SNR Enhancement in Brillouin Microspectroscopy using Spectrum Reconstruction

TL;DR

This paper introduces spectrum reconstruction algorithms to enhance SNR in Brillouin microspectroscopy, enabling more accurate spectral analysis even at very low SNR levels, validated through simulations and experiments.

Contribution

It presents the application of maximum entropy reconstruction and wavelet analysis for denoising Brillouin spectra, improving shift and linewidth estimation accuracy at low SNRs.

Findings

Superior estimation accuracy at SNRs as low as 1

Denoising enables precise measurement of water's speed of sound

Experimental results match theoretical predictions within 1%

Abstract

Brillouin imaging suffers from intrinsically low signal-to-noise ratios (SNR). Such low SNRs can render common data analysis protocols unreliable, especially for SNRs below $\sim10$. In this work we exploit two denoising algorithms, namely maximum entropy reconstruction (MER) and wavelet analysis (WA), to improve the accuracy and precision in determination of Brillouin shifts and linewidth.

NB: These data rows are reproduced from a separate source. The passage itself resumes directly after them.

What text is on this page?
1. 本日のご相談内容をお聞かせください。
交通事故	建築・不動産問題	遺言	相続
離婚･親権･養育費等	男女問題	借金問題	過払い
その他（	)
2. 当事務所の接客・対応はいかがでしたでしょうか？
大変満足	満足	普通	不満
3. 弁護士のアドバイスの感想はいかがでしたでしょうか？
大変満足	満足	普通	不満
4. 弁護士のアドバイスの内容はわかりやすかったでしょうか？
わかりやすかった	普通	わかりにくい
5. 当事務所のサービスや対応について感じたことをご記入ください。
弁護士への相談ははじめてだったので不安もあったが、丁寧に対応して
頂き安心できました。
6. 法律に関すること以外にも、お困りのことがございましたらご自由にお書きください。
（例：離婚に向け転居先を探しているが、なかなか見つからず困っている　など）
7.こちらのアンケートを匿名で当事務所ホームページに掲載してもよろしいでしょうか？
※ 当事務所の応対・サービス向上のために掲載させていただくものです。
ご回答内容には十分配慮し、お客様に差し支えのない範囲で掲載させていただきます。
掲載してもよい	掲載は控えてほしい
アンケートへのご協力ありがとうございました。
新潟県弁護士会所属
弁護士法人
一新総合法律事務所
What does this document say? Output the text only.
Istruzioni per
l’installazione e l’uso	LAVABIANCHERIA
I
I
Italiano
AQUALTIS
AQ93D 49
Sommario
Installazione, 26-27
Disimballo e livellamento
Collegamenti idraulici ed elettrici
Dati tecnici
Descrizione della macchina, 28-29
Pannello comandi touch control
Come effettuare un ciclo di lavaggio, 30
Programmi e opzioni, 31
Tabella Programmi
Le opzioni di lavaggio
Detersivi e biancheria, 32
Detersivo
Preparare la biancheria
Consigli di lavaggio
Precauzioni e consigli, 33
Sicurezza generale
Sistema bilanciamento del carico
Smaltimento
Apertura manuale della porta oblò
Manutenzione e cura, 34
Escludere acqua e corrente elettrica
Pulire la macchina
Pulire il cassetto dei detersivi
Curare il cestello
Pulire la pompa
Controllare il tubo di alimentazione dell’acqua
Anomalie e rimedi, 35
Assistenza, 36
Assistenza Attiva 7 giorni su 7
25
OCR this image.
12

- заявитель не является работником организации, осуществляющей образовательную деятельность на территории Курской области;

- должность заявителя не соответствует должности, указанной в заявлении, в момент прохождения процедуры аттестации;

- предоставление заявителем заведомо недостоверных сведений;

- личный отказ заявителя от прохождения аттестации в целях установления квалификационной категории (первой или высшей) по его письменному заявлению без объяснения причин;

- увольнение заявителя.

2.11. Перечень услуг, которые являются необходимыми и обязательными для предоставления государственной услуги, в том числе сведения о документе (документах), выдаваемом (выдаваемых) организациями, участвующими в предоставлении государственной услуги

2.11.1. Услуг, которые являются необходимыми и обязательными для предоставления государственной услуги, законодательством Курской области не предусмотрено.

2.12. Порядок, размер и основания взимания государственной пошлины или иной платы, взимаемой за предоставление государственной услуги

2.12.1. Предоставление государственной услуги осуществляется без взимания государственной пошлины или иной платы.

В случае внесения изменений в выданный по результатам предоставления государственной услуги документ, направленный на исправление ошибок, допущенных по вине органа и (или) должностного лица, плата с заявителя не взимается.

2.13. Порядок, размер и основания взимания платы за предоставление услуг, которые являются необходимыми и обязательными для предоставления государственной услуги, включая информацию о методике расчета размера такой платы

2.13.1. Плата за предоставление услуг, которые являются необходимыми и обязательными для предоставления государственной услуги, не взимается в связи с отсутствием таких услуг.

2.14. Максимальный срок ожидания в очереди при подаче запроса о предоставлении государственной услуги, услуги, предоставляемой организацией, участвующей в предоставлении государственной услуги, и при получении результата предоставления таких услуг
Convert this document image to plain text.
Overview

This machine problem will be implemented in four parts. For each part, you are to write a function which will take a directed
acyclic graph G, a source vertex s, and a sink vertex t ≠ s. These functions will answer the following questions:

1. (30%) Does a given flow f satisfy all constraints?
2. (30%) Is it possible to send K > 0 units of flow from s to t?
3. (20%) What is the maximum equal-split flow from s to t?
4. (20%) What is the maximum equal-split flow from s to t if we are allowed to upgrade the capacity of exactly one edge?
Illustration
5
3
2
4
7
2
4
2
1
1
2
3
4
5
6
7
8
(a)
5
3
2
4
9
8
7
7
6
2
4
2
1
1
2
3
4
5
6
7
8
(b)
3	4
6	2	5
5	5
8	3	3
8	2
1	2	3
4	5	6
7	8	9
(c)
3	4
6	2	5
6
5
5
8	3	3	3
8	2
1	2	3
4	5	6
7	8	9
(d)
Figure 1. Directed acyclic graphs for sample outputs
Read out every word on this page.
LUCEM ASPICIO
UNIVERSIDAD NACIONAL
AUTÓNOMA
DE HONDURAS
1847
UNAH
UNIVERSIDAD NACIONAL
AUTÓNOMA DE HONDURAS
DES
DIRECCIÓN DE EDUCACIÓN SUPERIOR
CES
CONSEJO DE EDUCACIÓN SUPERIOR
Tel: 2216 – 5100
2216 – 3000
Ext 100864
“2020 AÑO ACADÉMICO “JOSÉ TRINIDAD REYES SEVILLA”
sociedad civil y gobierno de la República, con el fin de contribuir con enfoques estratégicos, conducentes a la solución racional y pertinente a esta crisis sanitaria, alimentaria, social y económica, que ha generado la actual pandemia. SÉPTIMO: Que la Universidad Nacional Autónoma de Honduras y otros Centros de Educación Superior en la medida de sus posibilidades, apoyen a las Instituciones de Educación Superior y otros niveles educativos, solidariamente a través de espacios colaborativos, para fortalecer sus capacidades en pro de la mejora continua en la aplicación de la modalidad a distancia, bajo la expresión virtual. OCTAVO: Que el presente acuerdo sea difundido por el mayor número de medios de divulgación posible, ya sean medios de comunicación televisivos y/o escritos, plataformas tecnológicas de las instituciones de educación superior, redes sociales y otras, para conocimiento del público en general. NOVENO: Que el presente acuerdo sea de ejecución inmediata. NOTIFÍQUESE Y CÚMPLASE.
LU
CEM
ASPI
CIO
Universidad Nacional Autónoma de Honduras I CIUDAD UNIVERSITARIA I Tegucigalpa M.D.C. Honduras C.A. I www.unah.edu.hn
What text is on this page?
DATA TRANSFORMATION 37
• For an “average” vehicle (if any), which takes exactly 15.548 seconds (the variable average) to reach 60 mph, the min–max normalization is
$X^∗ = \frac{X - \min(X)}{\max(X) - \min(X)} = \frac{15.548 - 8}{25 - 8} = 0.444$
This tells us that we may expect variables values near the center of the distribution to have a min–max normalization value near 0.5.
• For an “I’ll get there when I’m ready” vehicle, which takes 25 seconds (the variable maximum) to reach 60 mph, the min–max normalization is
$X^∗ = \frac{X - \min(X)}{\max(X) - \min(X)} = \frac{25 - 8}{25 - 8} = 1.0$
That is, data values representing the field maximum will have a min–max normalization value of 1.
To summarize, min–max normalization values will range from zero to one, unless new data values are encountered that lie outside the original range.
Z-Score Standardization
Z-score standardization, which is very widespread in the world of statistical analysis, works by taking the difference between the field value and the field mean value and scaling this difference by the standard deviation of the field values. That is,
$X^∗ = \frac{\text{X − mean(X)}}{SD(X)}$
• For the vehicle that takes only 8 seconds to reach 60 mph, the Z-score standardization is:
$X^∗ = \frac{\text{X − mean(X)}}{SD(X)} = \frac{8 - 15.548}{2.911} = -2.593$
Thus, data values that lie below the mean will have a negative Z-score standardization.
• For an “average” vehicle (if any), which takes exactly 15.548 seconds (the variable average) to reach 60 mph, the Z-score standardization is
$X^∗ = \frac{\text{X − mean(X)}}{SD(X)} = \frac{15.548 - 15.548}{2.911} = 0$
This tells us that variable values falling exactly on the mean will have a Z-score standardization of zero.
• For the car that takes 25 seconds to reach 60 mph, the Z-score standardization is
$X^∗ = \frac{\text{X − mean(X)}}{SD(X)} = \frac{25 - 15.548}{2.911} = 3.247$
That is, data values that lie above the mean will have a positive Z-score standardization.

Algorithm performance is quantified using Monte-Carlo simulations and benchmarked against the Cram\'er-Rao lower bound. Superior estimation results are demonstrated even at low SNRS ($\geq 1$). Denoising was furthermore applied to experimental Brillouin spectra of distilled water at room temperature, allowing the speed of sound in water to be extracted. Experimental and theoretical values were found to be consistent to within $\pm1\%$ at unity SNR.